Ojalá las autoridades escuchen a esta verdadera nueva mayoría ciudadana para que en el futuro los chilenos no tengamos que preguntarnos ¿cuándo se jodió Chile?
Publicado el 12.10.2014
Comparte:

Siempre he mirado con optimismo el futuro de nuestro país. Sin embargo, debo reconocer que desde hace unos meses siento una persistente inquietud que me recuerda la famosa interrogante que se hacía el protagonista de “Conversación en La Catedral”, la reconocida novela de Mario Vargas Llosa, quien se preguntaba “¿En qué momento se jodió el Perú?”, tratando de recordar el punto de origen de las crisis de ese país. Una pregunta -que temo- también podamos formularnos los chilenos en el futuro: ¿En qué momento se jodió Chile?, repitiendo el cuestionamiento que motivó a Aníbal Pinto Santa Cruz para escribir en 1959 “Chile, un caso de desarrollo frustrado”, y antes, a Enrique Mac Iver a preguntarse en 1900: “¿Por qué nos detenemos? ¿Qué ataja el poderoso vuelo que había tomado la República?…”

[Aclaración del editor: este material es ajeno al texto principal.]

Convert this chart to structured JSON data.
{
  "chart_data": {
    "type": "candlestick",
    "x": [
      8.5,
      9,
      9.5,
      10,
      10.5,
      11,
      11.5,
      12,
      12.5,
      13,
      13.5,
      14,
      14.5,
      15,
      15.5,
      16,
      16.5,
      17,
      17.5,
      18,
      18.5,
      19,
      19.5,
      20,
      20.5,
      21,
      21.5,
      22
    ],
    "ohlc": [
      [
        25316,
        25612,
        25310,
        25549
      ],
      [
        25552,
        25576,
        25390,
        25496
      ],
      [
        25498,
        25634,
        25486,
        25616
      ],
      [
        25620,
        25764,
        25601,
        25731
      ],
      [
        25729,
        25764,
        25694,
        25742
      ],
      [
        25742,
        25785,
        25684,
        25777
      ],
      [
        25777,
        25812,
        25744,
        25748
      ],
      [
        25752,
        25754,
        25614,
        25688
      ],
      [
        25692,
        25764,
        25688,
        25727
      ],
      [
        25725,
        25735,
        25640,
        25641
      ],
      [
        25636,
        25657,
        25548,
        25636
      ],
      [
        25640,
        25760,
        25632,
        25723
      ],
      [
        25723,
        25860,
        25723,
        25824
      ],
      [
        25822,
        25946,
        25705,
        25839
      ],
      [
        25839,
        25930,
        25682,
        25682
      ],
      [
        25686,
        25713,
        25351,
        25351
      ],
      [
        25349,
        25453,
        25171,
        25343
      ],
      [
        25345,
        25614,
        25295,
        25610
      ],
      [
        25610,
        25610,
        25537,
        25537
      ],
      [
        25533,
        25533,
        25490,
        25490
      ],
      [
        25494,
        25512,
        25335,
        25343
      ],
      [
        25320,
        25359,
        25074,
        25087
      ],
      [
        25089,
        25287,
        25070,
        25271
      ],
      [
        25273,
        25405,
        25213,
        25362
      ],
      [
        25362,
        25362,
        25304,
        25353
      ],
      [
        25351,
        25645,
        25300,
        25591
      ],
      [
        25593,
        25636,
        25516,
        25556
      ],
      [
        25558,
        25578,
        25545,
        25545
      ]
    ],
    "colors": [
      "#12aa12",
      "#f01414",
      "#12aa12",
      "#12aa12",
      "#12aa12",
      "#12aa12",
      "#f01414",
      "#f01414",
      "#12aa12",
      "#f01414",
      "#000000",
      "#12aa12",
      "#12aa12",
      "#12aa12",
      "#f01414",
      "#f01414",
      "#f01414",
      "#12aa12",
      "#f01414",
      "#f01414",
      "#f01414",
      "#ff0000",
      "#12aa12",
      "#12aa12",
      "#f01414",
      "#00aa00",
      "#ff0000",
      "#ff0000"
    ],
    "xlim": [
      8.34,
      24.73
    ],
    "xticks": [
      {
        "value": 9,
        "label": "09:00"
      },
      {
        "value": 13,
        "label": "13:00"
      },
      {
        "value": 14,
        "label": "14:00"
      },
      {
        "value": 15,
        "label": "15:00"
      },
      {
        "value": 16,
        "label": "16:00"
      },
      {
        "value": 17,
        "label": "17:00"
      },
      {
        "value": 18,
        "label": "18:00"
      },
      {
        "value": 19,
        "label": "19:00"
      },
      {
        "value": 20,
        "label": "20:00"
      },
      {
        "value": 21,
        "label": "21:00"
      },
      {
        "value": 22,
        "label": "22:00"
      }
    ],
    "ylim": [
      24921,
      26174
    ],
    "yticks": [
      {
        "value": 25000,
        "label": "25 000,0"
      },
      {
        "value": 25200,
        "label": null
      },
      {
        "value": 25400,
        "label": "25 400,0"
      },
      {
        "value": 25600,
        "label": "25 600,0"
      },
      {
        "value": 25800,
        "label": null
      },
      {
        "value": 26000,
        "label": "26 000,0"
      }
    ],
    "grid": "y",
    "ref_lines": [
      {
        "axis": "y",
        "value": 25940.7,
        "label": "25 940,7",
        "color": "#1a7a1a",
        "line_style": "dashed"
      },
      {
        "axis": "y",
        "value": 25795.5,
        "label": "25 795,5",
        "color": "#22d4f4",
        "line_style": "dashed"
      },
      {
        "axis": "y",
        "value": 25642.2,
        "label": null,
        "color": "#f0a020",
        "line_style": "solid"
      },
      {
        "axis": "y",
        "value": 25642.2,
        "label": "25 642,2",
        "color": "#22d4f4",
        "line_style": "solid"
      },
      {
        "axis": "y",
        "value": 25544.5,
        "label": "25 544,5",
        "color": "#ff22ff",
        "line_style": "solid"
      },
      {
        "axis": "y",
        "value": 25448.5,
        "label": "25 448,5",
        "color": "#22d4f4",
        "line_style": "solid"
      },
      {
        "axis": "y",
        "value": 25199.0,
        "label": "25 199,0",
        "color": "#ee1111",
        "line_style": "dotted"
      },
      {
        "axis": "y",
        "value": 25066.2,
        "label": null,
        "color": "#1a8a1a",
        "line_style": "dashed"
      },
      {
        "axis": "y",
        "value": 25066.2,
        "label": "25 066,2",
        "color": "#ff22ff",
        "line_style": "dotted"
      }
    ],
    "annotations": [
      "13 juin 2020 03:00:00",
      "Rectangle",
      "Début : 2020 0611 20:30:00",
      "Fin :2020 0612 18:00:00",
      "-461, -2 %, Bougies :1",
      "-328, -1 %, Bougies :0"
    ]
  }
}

Temo que los chilenos volvamos a hacernos estas lamentables preguntas porque el gobierno de la Nueva Mayoría ha impulsado en estos seis meses reformas que debilitan gravemente instituciones que han sido fundamentales para el progreso y la justicia en Chile, como son el Estado de derecho, el derecho de propiedad y el derecho a recibir un beneficio económico a cambio de la realización de un servicio o actividad. Es así como se han propuesto serias restricciones a la propiedad, algunas insinuadas a propósito de la nueva Constitución y otras anunciadas, como la reforma al Código de Aguas que limitaría el uso del recurso hídrico o la reforma al Código del Trabajo que impediría el reemplazo de trabajadores en caso de huelga o la propuesta sobre expropiación de la cotización de salud que se debatió en la Comisión Presidencial para la Reforma de Salud Privada.

Vemos también cómo continúa la persecución al emprendimiento en materia educacional, donde se ha llegado al extremo caricaturesco de criminalizar la legítima obtención de utilidades, castigándola con penas de cárcel como si se tratara de una actividad que daña y perjudica a las personas y al país. De esta manera, no solo se desea arrinconar la participación del sector privado en la educación sino además extirparla como si se tratara de un tumor maligno como lo demuestra la prohibición de obtener ganancias que ahora incluye a las entidades de asistencia técnica educativa.

Esta visión dogmática está nítidamente plasmada en el concepto de la retroexcavadora cuyo avance podemos advertir en las consecuencias de una reforma tributaria que ha frenado la inversión, el crecimiento y que ha generado la pérdida de 140 mil puestos de trabajo en los últimos meses.

Como si todo lo anterior fuera poco, vienen en camino otras siete reformas de similares características. Ante tal perspectiva, es inevitable sentir el temor que, en unos años más, los chilenos -lamentándose por el estado del país- se pregunten: ¿cuándo se jodió Chile? Entonces, bastaría con recordar los efectos de las mencionadas reformas para encontrar la respuesta: en el segundo gobierno de Michelle Bachelet.

Sin embargo, hay una luz de esperanza. Cada día son más los chilenos que se atreven a levantar su voz para expresar su disconformidad con el rumbo al que nos lleva la Nueva Mayoría. Disconformidad que, de acuerdo a las últimas encuestas, encarna una auténtica y genuina “nueva mayoría”, pues más del 50% de los chilenos rechazan las reformas y la gestión del actual gobierno. Ojalá las autoridades escuchen a esta verdadera nueva mayoría ciudadana para que en el futuro los chilenos no tengamos que preguntarnos ¿cuándo se jodió Chile?, ni volvamos a lamentar los errores del pasado como lo hicieron Aníbal Pinto y Enrique Mac Iver.

 

Cristián Larroulet, ex Ministro Secretaría General de la Presidencia.